Rice Hall James: Micro Cap Strategies

RHJ’s Micro Cap Opportunities strategy employs a fundamental, bottom-up analytical process to find companies that have three primary characteristics: high earnings growth, high or improving return-on-invested capital, and sustainable competitive advantages. Our philosophy is rooted in our historical analysis that shows highest relative returns are achieved by owning companies that not only exhibit earnings growth, but also can sustainably generate high return-on-investment for long periods of time. Our investment universe consists of companies with market capitalizations under $750 million at the time of purchase.

FACTS

Inception Date: September 1, 2006
Benchmarks: Russell Microcap Growth Index
Team Managed: Lou Holtz and Yossi Lipsker
Avg. Composition: Less than 100 stocks

PHILOSOPHY & PROCESS

RHJ’s Micro Cap Opportunities strategy seeks to achieve superior risk-adjusted performance by building a portfolio of companies with higher estimated earnings growth rates, higher returns on invested capital and better sustainability characteristics than that of the Index.
  • We believe that outstanding microcap growth companies share the following characteristics:
    • Above average earnings growth
    • High or improving Return On Invested Capital (ROIC)
    • A sustainable competitive advantage
  • A disciplined, fundamental bottom up research process is critical in identifying companies in the formative stages of development trading at an attractive valuation.

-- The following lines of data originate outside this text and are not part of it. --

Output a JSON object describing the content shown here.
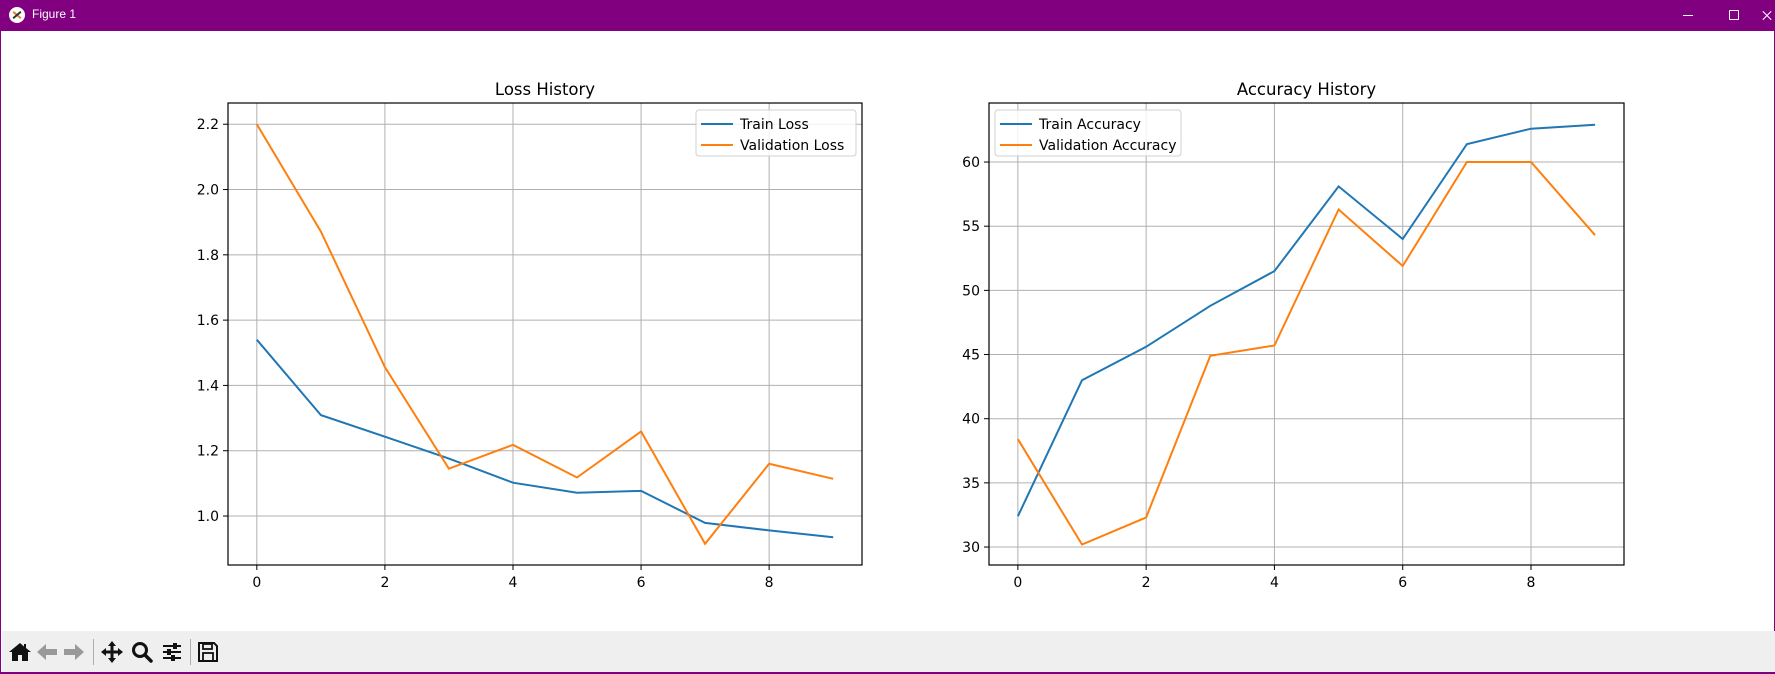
{
  "window": {
    "title": "Figure 1",
    "frame_color": "#800080"
  },
  "toolbar": {
    "buttons": [
      {
        "name": "home",
        "icon": "home-icon"
      },
      {
        "name": "back",
        "icon": "arrow-left-icon"
      },
      {
        "name": "forward",
        "icon": "arrow-right-icon"
      },
      {
        "name": "pan",
        "icon": "move-icon"
      },
      {
        "name": "zoom",
        "icon": "magnifier-icon"
      },
      {
        "name": "configure-subplots",
        "icon": "sliders-icon"
      },
      {
        "name": "save",
        "icon": "floppy-disk-icon"
      }
    ]
  },
  "chart_data": [
    {
      "type": "line",
      "title": "Loss History",
      "xlabel": "",
      "ylabel": "",
      "x": [
        0,
        1,
        2,
        3,
        4,
        5,
        6,
        7,
        8,
        9
      ],
      "xlim": [
        -0.45,
        9.45
      ],
      "ylim": [
        0.85,
        2.265
      ],
      "xticks": [
        0,
        2,
        4,
        6,
        8
      ],
      "xtick_labels": [
        "0",
        "2",
        "4",
        "6",
        "8"
      ],
      "yticks": [
        1.0,
        1.2,
        1.4,
        1.6,
        1.8,
        2.0,
        2.2
      ],
      "ytick_labels": [
        "1.0",
        "1.2",
        "1.4",
        "1.6",
        "1.8",
        "2.0",
        "2.2"
      ],
      "grid": true,
      "legend_position": "upper right",
      "series": [
        {
          "name": "Train Loss",
          "color": "#1f77b4",
          "values": [
            1.54,
            1.309,
            1.243,
            1.176,
            1.102,
            1.071,
            1.077,
            0.979,
            0.956,
            0.935
          ]
        },
        {
          "name": "Validation Loss",
          "color": "#ff7f0e",
          "values": [
            2.2,
            1.871,
            1.456,
            1.145,
            1.218,
            1.118,
            1.259,
            0.915,
            1.16,
            1.114
          ]
        }
      ]
    },
    {
      "type": "line",
      "title": "Accuracy History",
      "xlabel": "",
      "ylabel": "",
      "x": [
        0,
        1,
        2,
        3,
        4,
        5,
        6,
        7,
        8,
        9
      ],
      "xlim": [
        -0.45,
        9.45
      ],
      "ylim": [
        28.6,
        64.6
      ],
      "xticks": [
        0,
        2,
        4,
        6,
        8
      ],
      "xtick_labels": [
        "0",
        "2",
        "4",
        "6",
        "8"
      ],
      "yticks": [
        30,
        35,
        40,
        45,
        50,
        55,
        60
      ],
      "ytick_labels": [
        "30",
        "35",
        "40",
        "45",
        "50",
        "55",
        "60"
      ],
      "grid": true,
      "legend_position": "upper left",
      "series": [
        {
          "name": "Train Accuracy",
          "color": "#1f77b4",
          "values": [
            32.4,
            43.0,
            45.6,
            48.8,
            51.5,
            58.1,
            54.0,
            61.4,
            62.6,
            62.9
          ]
        },
        {
          "name": "Validation Accuracy",
          "color": "#ff7f0e",
          "values": [
            38.4,
            30.2,
            32.3,
            44.9,
            45.7,
            56.3,
            51.9,
            60.0,
            60.0,
            54.3
          ]
        }
      ]
    }
  ]
}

MODEL PORTFOLIO COMPOSITION as of March 31, 2012

RHJ
Micro Cap
Opportunities
Russell
Microcap
Growth Index
Number of Holdings 54 875
Price/Forecast* Earnings Ratio 36.5 18.3
Long Term Earnings Growth Forecast* 22.3% 17.8%
PE/Earnings Growth [PEG] Ratio 1.6 1.0
Dividend Yield 0.6% 0.6%
Price/Book Ratio 0.3 3.2
Return on Equity [5 Year Average] 3.6 6.1
Weighted Avg Market Cap $626 M $400 M
Weighted Median Market Cap $553 M $330 M
Equity / Cash 96% / 4% -
Portfolio Turnover [2011] 16% -

Source: Rice Hall James & Associates & Independent Consulting Organizations

HIGHLIGHTS

  • An analytical approach that emphasizes long-term factors that leads to longer holding periods and low portfolio turnover.
  • A portfolio construction process that splits investments into three categories: growth, aggressive growth and moderate growth with limits on all three.
  • A research process that emphasizes interviews with company management.
  • A portfolio management team with a proven long-term track record.